In all this we expect to find (among other things) the origin of mass and Dark Matter, and we're working hard to prepare for the onslaught of data. :)
-- Bob

--
1^2=1; (-1)^2=1; 1^2=(-1)^2; 1=-1; 1=0.
Search this! by xebecv · 2007-01-09 20:20 · Score: 2, Interesting

Hm, Google searching space... I'm waiting for the time google will search in people's bodies and catalog their illnesses.
LSST v. PanSTARRS Approach by cmholm · 2007-01-09 20:32 · Score: 3, Interesting

The shop I'm at has been working the image processing and data storage problem for PanSTARRS, another sky survey project that is a bit further along (they have a test scope up and running on Maui). It's interesting to me that both projects are at once using conventional solutions and thinking outside of the box.

Conventional: LSST will use a single large telescope and detector; PanSTARRS (as it stands) intends to use a dedicated compute cluster for data reduction.
Novel: LSST is leaning towards distributing its data reduction task over Google's huge server farm; PanSTARRS will use four off-the-shelf 1.8m telescopes, each with a 1.4GP detector, mounted together to image the same piece of sky, and merging the overlapping images in post processing.

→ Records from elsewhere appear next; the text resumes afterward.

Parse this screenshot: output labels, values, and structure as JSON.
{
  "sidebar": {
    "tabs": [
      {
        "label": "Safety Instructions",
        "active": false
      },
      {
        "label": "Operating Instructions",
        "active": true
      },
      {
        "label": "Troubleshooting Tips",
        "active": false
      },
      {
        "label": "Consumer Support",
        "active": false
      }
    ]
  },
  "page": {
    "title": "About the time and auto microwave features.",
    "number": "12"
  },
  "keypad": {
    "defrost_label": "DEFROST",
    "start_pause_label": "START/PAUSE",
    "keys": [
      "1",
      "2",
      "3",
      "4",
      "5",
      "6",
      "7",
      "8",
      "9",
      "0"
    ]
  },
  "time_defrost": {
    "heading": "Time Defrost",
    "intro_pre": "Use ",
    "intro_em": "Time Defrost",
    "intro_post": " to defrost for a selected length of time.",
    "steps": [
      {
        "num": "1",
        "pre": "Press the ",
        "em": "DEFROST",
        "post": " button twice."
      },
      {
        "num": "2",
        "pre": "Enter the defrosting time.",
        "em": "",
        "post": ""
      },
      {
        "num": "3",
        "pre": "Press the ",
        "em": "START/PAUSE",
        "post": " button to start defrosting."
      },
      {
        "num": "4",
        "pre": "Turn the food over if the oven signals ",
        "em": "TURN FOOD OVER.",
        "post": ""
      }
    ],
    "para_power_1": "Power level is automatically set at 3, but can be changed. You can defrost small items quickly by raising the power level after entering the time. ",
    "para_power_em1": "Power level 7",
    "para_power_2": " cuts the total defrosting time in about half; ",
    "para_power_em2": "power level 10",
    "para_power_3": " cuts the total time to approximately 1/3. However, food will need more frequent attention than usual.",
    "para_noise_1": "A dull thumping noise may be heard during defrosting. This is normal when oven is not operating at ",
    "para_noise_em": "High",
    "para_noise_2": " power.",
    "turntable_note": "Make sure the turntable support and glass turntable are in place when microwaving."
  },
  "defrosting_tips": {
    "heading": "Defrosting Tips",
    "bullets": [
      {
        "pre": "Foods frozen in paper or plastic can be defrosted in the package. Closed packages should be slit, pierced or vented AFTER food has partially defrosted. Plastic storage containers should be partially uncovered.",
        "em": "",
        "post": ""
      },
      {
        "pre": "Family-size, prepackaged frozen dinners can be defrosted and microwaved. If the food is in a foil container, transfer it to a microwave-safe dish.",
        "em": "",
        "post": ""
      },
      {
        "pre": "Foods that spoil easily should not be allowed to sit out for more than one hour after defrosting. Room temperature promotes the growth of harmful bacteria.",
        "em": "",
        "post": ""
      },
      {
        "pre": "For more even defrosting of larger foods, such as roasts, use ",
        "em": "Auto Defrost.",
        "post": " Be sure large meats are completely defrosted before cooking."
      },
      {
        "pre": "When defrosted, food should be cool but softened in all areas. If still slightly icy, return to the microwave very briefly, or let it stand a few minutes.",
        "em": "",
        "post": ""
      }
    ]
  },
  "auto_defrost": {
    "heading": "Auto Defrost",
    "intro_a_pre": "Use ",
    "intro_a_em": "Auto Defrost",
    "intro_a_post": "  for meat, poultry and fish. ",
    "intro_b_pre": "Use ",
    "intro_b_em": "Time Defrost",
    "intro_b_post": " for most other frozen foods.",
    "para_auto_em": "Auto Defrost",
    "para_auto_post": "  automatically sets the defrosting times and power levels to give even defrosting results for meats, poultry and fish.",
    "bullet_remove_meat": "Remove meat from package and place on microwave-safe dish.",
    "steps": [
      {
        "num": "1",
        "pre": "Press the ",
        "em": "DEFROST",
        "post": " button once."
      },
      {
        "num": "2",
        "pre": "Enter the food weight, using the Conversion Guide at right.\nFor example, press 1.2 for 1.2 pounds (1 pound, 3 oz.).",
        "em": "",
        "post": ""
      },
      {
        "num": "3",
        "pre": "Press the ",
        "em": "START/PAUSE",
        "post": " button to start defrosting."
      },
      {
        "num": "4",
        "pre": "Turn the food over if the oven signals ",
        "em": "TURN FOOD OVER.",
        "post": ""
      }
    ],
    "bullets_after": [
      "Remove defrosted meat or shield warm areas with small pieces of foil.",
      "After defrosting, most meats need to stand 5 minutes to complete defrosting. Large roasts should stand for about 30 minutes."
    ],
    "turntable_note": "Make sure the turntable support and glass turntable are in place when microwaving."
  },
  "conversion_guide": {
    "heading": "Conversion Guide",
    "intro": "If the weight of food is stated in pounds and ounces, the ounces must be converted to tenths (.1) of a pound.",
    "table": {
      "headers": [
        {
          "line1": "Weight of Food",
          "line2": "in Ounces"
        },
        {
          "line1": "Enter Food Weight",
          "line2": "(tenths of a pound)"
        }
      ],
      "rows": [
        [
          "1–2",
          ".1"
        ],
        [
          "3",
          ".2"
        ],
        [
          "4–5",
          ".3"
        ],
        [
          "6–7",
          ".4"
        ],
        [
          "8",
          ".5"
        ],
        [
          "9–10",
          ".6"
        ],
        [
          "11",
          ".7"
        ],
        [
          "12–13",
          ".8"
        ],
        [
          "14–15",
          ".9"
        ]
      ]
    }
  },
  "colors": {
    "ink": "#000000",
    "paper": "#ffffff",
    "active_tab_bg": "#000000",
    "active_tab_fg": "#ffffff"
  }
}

When I was working on the project, one of PanSTARRS requirements was to finish analyzing one night's viewing before the following sunset. Early on, the principal investigators decided to solve the image storage issue by not storing them permanently. Instead, once the science for a night's imaging had been extracted (astrometry, LEO or supernova detection, etc), the original images would hit the bit bucket. Whether they've stuck with that I don't know.

--
Luke, help me take this mask off ... Just for once, let me butterfly kiss you with my own eyes.